The downside of using DO is that you are tied to Cocoa; it will be very difficult to write a non-Cocoa client or server that communicates using Distirbuted Objects. If there's a chance you may want to have non-Cocoa client or server implementations, you should not use DO. In this case, I would recommend something simple with a lot of cross-platform and language support. A REST-style API over HTTP is a good option. Have a look at the Cocoa URL Loading System documentation for info on how to implement HTTP requests and responses. Have a look at Apple's CocoaHTTPServer example code or a code.google.com project of the same name for info on implementing an HTTP server in your Cocoa code.

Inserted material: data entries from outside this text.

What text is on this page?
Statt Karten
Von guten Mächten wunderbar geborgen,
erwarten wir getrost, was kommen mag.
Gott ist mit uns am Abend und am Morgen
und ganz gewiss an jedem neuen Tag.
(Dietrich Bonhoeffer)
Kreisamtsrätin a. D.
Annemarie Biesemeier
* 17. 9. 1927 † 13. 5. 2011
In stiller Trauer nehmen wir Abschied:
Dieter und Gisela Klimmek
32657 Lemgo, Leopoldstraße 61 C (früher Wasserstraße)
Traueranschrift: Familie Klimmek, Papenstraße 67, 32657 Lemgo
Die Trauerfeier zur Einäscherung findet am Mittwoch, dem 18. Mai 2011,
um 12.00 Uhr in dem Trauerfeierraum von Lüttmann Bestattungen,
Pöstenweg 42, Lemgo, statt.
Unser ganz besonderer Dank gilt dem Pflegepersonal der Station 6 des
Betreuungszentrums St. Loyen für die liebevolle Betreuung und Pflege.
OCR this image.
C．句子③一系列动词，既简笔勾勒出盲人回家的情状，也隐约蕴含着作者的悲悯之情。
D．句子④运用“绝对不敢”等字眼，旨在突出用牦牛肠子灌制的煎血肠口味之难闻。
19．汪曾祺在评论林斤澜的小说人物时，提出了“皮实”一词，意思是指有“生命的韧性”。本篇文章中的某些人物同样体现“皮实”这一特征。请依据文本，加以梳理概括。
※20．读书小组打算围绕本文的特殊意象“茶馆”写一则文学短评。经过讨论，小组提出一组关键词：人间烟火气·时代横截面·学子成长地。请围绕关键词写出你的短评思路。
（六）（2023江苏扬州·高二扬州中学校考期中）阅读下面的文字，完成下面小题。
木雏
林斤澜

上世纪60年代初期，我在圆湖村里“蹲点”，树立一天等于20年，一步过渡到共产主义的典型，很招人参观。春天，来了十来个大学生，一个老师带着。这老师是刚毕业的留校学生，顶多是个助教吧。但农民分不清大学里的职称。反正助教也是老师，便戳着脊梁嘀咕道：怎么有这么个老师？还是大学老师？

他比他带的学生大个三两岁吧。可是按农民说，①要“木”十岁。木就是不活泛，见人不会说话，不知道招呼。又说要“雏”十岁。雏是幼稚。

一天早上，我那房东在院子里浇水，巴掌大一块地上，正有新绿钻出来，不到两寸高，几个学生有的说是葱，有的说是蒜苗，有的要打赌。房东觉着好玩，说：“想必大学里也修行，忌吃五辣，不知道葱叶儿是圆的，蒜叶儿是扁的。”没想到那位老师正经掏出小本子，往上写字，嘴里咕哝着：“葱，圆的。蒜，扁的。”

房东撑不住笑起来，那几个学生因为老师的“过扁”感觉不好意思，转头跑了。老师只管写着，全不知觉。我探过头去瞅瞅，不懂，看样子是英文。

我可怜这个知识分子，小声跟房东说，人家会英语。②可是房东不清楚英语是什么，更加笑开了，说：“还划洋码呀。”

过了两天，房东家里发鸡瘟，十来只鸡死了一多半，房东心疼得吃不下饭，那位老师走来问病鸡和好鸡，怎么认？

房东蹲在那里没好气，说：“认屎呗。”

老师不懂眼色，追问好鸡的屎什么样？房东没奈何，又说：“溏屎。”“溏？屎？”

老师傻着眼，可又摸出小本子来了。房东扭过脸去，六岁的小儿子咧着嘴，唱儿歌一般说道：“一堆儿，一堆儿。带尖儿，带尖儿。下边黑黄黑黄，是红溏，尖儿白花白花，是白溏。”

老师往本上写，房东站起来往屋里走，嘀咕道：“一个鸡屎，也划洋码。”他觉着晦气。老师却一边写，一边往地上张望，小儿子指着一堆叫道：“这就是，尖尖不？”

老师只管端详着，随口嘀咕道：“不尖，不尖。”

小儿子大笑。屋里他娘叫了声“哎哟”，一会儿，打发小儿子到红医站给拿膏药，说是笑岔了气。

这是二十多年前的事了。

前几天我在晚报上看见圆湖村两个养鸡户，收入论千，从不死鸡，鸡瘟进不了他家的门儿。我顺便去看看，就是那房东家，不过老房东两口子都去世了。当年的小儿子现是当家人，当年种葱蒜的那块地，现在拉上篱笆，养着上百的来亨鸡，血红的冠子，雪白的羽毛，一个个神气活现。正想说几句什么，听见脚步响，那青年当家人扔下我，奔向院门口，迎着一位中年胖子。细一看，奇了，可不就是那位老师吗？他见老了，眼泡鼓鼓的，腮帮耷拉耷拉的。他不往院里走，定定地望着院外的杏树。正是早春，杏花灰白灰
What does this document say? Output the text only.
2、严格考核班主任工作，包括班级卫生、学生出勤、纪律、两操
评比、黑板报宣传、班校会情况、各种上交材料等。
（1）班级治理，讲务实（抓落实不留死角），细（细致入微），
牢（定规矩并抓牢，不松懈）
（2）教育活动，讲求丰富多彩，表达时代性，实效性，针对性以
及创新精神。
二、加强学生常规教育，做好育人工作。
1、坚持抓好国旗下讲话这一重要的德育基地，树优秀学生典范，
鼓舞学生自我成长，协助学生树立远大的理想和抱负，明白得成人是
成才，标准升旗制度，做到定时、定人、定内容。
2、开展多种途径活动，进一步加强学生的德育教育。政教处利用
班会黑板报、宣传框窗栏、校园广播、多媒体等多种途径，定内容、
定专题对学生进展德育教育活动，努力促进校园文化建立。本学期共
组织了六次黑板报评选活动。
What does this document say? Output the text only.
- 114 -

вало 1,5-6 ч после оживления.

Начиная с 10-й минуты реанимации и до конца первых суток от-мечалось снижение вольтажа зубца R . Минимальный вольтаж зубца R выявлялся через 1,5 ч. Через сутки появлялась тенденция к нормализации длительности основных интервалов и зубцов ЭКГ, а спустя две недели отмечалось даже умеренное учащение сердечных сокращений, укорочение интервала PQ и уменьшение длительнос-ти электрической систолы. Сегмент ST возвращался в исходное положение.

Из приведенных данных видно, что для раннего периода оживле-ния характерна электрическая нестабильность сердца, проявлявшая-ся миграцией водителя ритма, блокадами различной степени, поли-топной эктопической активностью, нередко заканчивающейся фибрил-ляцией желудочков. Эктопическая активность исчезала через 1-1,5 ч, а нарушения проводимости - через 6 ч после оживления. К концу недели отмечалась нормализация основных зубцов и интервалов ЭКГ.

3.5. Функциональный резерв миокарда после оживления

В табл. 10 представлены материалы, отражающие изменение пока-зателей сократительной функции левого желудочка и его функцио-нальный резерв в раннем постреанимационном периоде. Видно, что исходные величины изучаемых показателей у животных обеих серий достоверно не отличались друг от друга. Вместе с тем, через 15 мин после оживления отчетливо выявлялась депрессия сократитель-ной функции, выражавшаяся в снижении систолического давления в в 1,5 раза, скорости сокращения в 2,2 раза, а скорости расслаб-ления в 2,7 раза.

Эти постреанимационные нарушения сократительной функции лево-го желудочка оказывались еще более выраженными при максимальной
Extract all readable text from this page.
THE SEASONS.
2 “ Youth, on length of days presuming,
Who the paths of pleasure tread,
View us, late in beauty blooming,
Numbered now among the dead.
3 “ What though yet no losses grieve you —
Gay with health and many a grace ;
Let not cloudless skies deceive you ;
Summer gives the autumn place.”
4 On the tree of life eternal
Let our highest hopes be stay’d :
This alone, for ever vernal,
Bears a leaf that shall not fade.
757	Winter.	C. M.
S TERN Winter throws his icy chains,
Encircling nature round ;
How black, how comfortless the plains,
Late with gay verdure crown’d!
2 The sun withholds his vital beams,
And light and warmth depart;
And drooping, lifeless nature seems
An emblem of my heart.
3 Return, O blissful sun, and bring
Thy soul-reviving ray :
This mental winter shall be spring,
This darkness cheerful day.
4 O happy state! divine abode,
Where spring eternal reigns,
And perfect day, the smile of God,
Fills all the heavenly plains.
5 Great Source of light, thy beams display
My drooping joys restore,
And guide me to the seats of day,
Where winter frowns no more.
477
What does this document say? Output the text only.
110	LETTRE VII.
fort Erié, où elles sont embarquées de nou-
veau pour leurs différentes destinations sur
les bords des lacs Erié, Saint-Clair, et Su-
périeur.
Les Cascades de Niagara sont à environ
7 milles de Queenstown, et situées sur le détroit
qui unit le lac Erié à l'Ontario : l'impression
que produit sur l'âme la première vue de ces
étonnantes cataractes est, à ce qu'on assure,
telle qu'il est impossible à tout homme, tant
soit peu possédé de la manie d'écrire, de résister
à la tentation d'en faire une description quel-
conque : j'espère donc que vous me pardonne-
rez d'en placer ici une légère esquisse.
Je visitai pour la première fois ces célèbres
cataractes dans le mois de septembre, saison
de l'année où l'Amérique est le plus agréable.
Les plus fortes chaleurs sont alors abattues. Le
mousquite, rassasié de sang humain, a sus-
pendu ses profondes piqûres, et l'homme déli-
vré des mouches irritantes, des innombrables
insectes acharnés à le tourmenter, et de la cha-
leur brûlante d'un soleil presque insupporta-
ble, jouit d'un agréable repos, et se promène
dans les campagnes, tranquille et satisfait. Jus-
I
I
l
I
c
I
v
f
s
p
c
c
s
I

As a very last option, you can take a look at the Cocoa Stream Programming Guide if you want to implement your own network protocol. NSStream's subclasses will let you listen on a network socket and handle asynchronous reads/writes to/from that socket. A lot of people use AsyncSocket for this purpose. It wraps the (lower-level) CFStream and CFSocket and makes writing network code somewhat easier.
When the server sends updates to the clients, it would probably be easier to just have one thread handle them all, and just use async sockets. Of course this would depend on how many clients you had to deal with too.
There's several networking examples in the apple developer side.
One I would recommend that you check out is the URLCache, which can be downloaded.
Quoting from the Apple's documentation for this example:
URLCache is a sample iPhone application that demonstrates how to download a resource off the web, store it in the application's data directory, and use the local copy of the resource. URLCache also demonstrates how to implement a couple of caching policies:
An interesting option is the BLIP protocol from Jens Alfke. It's like a stripped down version of BEEP: a message oriented networking system. It basically provides the low-level abstractions for a bidirectional message pipe so you can concentrate on layering your communication protocol on top of it.
It has some worthy followers such as Marcus Zarra (author of the CoreData bible) and Gus Mueller of Flying Meat software.
I don't know how you plan to design you system, but usually a server cannot connect to a client; the client must initiate the communication. With a low limit of 50 clients, you may not be looking at a web-server/client-like implementation...
That said, there are basically two ways to handle client server communication:
1. The client polls the server periodically to get updates
2. The client keeps a connection open to the server and the the server responds with a well known (as in both sides understand it) protocol.